Immune Reconstitution after Allogeneic Hematopoietic Stem Cell Transplantation

Abstract

The timely reconstitution and regain of function of a donor-derived immune system is of utmost importance for the recovery and long-term survival of patients after allogeneic hematopoietic stem cell transplantation (HSCT). Of note, new developments such as umbilical cord blood or haploidentical grafts were associated with prolonged immunodeficiency due to delayed immune reconstitution, raising the need for better understanding and enhancing the process of immune reconstitution and finding strategies to further optimize these transplant procedures. Immune reconstitution post-HSCT occurs in several phases, innate immunity being the first to regain function. The slow T cell reconstitution is regarded as primarily responsible for deleterious infections with latent viruses or fungi, occurrence of graft-versus-host disease, and relapse. Here we aim to summarize the major steps of the adaptive immune reconstitution and will discuss the importance of immune balance in patients after HSCT.

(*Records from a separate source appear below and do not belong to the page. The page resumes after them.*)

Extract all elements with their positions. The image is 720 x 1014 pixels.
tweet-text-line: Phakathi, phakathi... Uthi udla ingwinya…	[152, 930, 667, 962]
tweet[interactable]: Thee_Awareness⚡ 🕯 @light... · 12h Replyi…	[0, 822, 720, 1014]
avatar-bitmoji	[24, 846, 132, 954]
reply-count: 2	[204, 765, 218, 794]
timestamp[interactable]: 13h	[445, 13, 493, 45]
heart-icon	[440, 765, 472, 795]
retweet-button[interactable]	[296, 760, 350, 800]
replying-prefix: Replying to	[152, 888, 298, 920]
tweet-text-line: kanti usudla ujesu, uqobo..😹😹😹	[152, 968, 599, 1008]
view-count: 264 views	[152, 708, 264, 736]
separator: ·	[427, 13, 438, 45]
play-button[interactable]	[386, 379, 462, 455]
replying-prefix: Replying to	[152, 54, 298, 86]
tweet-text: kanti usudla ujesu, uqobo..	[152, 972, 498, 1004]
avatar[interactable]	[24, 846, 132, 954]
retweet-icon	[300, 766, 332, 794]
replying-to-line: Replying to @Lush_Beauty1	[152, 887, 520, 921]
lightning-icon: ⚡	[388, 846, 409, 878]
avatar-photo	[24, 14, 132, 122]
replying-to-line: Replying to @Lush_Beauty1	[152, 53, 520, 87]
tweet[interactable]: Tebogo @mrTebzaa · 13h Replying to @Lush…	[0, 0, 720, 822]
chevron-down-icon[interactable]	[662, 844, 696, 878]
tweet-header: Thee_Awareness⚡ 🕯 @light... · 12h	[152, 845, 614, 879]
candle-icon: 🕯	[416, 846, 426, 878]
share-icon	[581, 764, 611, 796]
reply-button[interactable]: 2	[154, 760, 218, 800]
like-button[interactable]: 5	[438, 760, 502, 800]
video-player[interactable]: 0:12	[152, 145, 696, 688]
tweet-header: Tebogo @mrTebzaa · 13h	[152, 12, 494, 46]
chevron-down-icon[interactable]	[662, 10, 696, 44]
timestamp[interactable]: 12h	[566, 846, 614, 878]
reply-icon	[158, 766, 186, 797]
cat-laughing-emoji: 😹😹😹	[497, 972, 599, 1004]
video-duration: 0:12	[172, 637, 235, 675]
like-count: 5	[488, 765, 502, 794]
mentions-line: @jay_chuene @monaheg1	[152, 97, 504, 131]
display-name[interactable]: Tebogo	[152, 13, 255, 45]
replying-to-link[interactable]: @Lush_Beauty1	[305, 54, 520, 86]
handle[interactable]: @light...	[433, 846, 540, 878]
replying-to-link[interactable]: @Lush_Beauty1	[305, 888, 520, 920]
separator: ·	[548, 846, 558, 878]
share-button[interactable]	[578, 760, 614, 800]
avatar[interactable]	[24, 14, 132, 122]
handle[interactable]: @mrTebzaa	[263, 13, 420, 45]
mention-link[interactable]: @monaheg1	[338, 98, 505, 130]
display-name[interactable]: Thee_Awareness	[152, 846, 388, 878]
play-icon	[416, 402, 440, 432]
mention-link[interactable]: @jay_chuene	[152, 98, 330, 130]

Keywords: graft-versus-host disease; graft-versus-leukemia effect; hematopoietic stem cell transplantation; immune reconstitution; infection.

Figure 1

Overview of immune cell differentiation. The figure shows the different types of immune cells and their development from different precursors. The reconstitution of innate immunity occurs rapidly within 20–30 days after allogeneic HSCT while reconstitution of adaptive immunity is delayed following HSCT and can require up to 1 year. Natural killer (NK) cells, monocytes, granulocytes, and dendritic cells are derived from myelomonocytic progenitor cells. B and T cells differentiate from lymphoid progenitor cells and require specialized microenvironments in order to efficiently differentiate from primitive progenitors, and typically show delayed and incomplete recovery. Reprinted by permission from Macmillan Publishers Ltd.: Bone Marrow Transplantation (5), copyright (2005).

Figure 2

Time line of complications after allogeneic HSCT. The figure shows the most prevalent complications after HSCT according to the three phases of engraftment. Concomitant infectious complications consisting of bacterial, fungal, and viral infections are shown according to their occurrence as well as association with acute and chronic GvHD during different phases of follow-up: (1) pre-engraftment, (2) engraftment, and (3) post-engraftment phase. Abbreviations: CMV, cytomegalovirus; aGvHD, acute graft-versus-host disease; cGvHD, chronic graft-versus-host disease.

Figure 3

Development of natural and induced regulatory T cells. Natural regulatory T cells (nTregs) are derived from the thymus and are characterized by the co-expression of CD4, high expression of CD25 and FoxP3, and are collectively represented as CD4⁺CD25⁺FoxP3⁺ Tregs. Induced or adaptive regulatory T cells (iTregs) are generated in the peripheral lymphoid organs in the presence of transforming growth factor beta (TGF-β) and interleukin-2 (IL-2).

Figure 4

Recovery of CMV-specific cytotoxic T lymphocytes after HSCT. Examples of reconstitution of CMV-specific cytotoxic T lymphocytes (CTLs) after HSCT for CMV-seropositive recipients transplanted from CMV-seropositive donors (R+/D+) (A) and CMV-seropositive recipients transplanted from CMV-seronegative donors (R+D−) (B) are shown. CMV–CTL numbers per microliter of whole blood (left y-axis) were plotted against the time after HSCT (days). The right y-axis shows the number of pp65-positive cells/400,000 leukocytes (detection of CMV-reactivation). The CMV R+D+ patient had a CMV-reactivation by day +39 and responded by an expansion of CMV–CTLs. No significant reconstitution of CMV–CTLs within the CMV R+D− patient was detected until day +100 despite the early CMV reactivation. Adapted from Ref. (136).